In questo esempio di inferenza sono presenti
due premesse ed una conclusione. Le due premesse
sono costituite da tre termini: mammifero,
animale di sesso femminile, balenottero,
disposti in modo tale che uno dei tre, "mammifero",
compare solo nelle due premesse, non nella
conclusione. Il termine "mammifero"
vien detto "medio". Gli altri due
termini vengon detti "estremi".
L'estremo che funge da predicato nella conclusione
(animali di sesso femminile) è detto estremo maggiore e quello che svolge la funzione del soggetto
(tutti i balenotteri) è detto estremo minore. Tutto ciò sarebbe altrettanto chiaro anche
adottando il tipico gergo aristotelico dell'appartenenza
nel modo più fedele all'originale ed alle
istruzioni ricevute, ovvero nella forma:
a tutti i mammiferi è appartenente il nascere
da animali di sesso femminile
a tutti i balenotteri è appartenente di essere
mammiferi
ergo:
a tutti i balenotteri è appartenente di nascere
da animali di sesso femminile
Affermazioni che negano, la contesa sul filo
dell'"essere" e dei suoi significati
molteplici
Si è ricavato questo modello di scrittura
seguendo passo a passo il pensiero di Aristotele,
quando tenta di stabilire il principio logico
per il quale se una proposizione è formulata
con soggetto, copula e predicato preceduto
da un "non", andrebbe considerata
un'affermazione. Scrive Aristotele: «Il
giudizio "poter accadere di non appartenere
a nessun oggetto" o " di non appartenere
a qualche oggetto" ha forma affermativa.
In effetti, il verbo "può accadere"
ha nel giudizio la stessa posizione del verbo
"è"; orbene l"è", con
qualsiasi predicato venga congiunto, come
ulteriore predicazione, produce sempre ed
in ogni modo un'affermazione. Così avviene,
ad esempio, nell'espressione "è non
bene", oppure "è non bianco",
o in forma schematica "è non questo".»
(Primi Analitici, I, 3) Allontanate le prime perplessità,
appare evidente che la raccomandazione aristotelica
è sia sostenibile sotto un dato profilo che
insostenibile sotto diversi altri. Se si
accetta, ad esempio che "non bene"
sia sinonimo di "male" è del tutto
sostenibile. Ricorrendo al principio del
"terzo escluso", è impossibile
che le cose stiano diversamente. (3)
Se si tenta di conferire un significato più
sfumato - non è un bene, nemmeno un male
- le cose si complicano terribilmente, ed
il rischio che si corre è quello di far saltare
l'intero marchingegno della dimostrazione
basata sul principio di enunciati universali
affermativi e negativi e sulla possibilità
di una conversione. Ovviamente, si tratta
di restare consapevoli che non c'è alcuna
differenza semantica forte ed inequivocabile
tra il dire "è non vero" e il dire
"non è vero". Questa escalation di sottigliezze (Aristotele sembra quasi
sempre saperne una in più del diavolo) si
spiega e si giustifica solo alla luce dei
problemi di agonismo epistemico in cui era invischiato Ipse dixit, in particolare con i residui della dottrina
parmenidea, sapientemente o inconsapevolmente
mescolati con dottrine di altra provenienza.

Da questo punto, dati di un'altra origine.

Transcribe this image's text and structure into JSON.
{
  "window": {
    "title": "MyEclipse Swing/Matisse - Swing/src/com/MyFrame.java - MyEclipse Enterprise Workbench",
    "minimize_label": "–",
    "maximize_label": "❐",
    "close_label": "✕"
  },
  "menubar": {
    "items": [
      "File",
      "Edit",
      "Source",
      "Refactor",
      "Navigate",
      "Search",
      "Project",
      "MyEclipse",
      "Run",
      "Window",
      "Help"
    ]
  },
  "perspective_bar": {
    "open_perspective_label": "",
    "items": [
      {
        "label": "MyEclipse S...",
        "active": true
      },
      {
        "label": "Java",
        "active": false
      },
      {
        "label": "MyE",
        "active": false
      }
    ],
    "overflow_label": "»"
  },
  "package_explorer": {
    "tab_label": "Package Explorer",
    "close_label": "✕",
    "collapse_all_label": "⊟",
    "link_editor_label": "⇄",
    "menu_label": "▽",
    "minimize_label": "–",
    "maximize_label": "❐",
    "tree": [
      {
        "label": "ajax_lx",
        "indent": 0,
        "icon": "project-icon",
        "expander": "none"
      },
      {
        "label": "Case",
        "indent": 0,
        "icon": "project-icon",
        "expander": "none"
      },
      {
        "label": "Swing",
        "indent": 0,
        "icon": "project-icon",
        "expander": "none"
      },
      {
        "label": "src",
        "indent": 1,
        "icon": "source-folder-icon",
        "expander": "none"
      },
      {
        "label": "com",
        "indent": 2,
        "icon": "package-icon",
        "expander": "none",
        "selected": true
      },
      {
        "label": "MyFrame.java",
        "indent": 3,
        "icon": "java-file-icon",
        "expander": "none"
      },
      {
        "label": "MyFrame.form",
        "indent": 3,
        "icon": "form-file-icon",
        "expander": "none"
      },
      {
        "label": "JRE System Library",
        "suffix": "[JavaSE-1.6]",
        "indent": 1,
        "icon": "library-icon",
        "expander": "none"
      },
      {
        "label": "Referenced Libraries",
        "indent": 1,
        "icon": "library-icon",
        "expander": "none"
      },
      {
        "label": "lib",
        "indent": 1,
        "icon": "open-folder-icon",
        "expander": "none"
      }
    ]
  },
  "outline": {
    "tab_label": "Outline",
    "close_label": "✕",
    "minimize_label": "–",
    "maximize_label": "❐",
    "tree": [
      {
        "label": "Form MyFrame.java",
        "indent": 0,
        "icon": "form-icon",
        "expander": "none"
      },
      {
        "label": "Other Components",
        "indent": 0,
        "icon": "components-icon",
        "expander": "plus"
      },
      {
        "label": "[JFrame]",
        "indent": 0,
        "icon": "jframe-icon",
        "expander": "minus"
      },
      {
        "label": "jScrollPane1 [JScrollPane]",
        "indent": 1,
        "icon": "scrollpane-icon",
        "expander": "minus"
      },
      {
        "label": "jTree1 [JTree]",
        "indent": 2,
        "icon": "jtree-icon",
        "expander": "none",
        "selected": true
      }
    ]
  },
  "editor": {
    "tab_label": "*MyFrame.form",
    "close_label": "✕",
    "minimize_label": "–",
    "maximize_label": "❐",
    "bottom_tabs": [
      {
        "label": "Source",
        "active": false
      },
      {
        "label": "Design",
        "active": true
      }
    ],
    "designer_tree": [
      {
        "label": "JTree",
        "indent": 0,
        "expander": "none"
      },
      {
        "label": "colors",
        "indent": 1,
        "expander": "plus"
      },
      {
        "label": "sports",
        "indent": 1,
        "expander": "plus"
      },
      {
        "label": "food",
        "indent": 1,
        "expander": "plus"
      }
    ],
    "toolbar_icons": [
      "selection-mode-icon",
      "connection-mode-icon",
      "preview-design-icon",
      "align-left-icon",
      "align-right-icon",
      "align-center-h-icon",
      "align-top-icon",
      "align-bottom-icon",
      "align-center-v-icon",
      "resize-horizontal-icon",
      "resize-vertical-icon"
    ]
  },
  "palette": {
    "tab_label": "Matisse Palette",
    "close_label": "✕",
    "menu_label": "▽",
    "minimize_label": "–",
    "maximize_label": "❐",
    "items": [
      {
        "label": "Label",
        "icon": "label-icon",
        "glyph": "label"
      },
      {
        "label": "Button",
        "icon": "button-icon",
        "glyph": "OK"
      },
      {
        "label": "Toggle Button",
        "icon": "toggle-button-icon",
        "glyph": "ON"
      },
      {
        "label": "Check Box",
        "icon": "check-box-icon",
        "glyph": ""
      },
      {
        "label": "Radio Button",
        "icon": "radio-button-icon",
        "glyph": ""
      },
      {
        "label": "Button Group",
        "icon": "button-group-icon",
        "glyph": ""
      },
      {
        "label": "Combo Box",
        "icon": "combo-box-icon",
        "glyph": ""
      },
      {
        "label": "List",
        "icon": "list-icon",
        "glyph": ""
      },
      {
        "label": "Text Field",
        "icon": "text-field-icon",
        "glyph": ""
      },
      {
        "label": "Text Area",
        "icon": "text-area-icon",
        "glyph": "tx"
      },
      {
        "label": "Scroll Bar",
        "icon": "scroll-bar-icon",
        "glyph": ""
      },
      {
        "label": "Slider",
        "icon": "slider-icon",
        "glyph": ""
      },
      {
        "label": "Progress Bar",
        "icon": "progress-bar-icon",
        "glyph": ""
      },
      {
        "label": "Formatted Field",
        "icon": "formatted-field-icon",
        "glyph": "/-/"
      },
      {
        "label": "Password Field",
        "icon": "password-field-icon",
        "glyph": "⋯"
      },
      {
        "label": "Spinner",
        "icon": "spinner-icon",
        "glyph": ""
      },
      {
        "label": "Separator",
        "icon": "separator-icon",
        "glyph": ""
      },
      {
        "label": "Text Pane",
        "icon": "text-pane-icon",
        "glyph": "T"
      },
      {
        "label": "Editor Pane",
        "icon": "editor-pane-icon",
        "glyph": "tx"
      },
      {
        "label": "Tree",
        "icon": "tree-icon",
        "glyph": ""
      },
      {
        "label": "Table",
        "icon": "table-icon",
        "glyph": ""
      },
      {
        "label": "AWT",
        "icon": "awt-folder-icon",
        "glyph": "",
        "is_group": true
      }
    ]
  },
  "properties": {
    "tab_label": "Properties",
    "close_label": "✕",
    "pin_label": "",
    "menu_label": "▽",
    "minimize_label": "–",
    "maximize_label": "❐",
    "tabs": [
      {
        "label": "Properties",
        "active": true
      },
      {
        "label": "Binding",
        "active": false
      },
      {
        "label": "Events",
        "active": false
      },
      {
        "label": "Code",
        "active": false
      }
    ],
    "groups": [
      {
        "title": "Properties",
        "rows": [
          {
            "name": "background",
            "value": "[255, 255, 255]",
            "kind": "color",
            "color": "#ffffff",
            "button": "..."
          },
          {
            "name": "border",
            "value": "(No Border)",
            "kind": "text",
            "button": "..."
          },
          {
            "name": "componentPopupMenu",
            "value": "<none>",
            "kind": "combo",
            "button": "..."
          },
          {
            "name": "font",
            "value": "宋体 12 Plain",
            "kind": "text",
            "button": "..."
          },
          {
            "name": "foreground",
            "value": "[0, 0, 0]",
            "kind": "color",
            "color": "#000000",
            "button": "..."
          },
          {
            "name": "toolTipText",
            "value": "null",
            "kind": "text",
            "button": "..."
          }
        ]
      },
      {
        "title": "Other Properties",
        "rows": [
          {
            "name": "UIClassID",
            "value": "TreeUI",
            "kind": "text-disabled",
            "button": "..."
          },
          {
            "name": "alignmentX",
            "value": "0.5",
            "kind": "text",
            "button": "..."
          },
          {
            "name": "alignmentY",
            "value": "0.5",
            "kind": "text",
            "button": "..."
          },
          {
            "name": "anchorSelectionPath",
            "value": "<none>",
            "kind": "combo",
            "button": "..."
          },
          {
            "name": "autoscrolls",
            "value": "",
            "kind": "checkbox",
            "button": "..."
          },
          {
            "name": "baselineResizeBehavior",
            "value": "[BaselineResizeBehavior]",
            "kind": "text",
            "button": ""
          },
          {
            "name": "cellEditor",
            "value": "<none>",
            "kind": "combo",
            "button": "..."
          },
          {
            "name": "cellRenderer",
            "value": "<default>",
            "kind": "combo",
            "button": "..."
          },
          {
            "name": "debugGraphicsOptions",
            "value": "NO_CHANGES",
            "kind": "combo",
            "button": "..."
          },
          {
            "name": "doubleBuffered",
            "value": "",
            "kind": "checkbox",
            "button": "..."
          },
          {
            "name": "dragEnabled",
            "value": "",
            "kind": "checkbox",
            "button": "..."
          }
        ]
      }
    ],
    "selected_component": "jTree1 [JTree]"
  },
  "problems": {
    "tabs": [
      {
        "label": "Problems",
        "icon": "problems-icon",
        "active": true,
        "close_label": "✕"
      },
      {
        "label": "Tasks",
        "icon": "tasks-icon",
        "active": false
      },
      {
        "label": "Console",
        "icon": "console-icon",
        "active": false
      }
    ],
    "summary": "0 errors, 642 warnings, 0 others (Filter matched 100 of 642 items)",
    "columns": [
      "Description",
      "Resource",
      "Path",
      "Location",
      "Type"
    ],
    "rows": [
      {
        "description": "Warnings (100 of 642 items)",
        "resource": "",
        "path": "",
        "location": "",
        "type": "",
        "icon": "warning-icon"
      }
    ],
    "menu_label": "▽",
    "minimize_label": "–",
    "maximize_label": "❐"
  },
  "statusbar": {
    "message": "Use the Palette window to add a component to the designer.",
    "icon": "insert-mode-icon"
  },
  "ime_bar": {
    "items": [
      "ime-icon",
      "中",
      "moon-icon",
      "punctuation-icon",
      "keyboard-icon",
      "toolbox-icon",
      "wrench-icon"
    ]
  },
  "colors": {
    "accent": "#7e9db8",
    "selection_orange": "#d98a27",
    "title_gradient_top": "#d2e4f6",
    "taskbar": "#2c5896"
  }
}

In tale contesto, ribadire che non è vero
che " il non essere non è in senso assoluto",
sembrava avere importanza decisiva. Per avere
un qualsiasi enunciato in forma negativa
occorreva ed occorre la possibilità di asserire
che "Alcibiade non è Socrate",
o che "Alcibiade non è sobrio e lucido
quando bussa alla porta del Convivio platonico". Tuttavia, il problema scoperchiato
dall'indagine avviata da Primi analitici non investe Alcibiade in quanto individuo
con caratteristiche proprie ed esclusive
ma, tutto ciò che si potrebbe dire di Socrate,
Alcibiade e tanti altri in quanto esemplari
del tipo umano.
Con questo singolarissimo modo di usare la
copula, Aristotele era probabilmente convinto di
aggirare le difficoltà poste dall'eleatismo,
o persino di demolirle, un termine impiegato spesso nel II libro
dei Primi analitici, per non dire dei Topici, e che rende l'idea della violenza verbale necessaria a liberarsi dell'abbraccio
asfissiante costituito dal mix micidiale
di eleatismo e sofistica. Dichiarare che S (inteso come soggetto
di una predicazione) è non P (inteso come
predicato) diventa una sorta di liberazione.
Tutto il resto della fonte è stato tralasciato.